Together, a half-dozen or so rural counties and municipalities have earned millions of dollars from recently enacted fees levied on the gaming machines.
Grits considers bans on these devices counterproductive, ensuring they'll be operated mainly by a criminal element instead of in a regulated environment. The traditional mafia in the northeast was vanquished not so much by successful law enforcement efforts to lock up mobsters as by the creation of legal (often state operated) lotteries that eliminated illegal numbers running. Similarly, legalizing eight-liners - which are essentially slot machines - would reduce crime, generate revenue and allow their regulation and taxation, as so many small towns have discovered.

Harsher penalties won't eliminate illegal gambling - they never have, after all - but merely drive the activity further into the shadows of society.
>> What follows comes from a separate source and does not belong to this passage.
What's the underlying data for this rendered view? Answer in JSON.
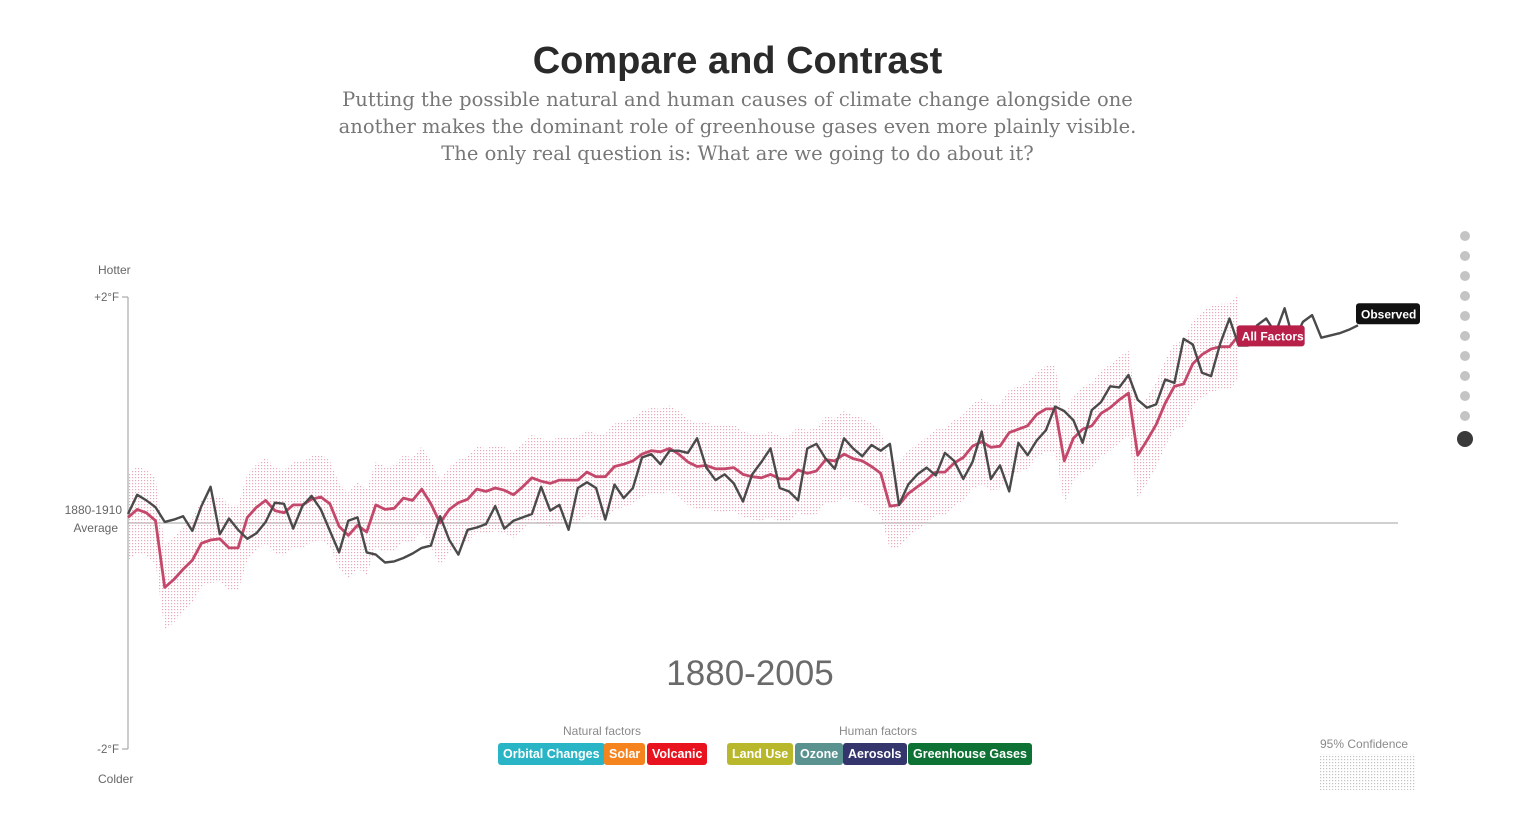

They also eliminate substantial revenue streams from government, relegating the activity, and income, to the black market. Regrettably, such observations were absent in today's Statesman article, which followed the tired, traditional format of articulating a problem then voicing police calls for harsher punishment as seemingly the sole solution. The issue, though, is more complicated than that. "Light penalties" aren't the real problem: Prohibition is.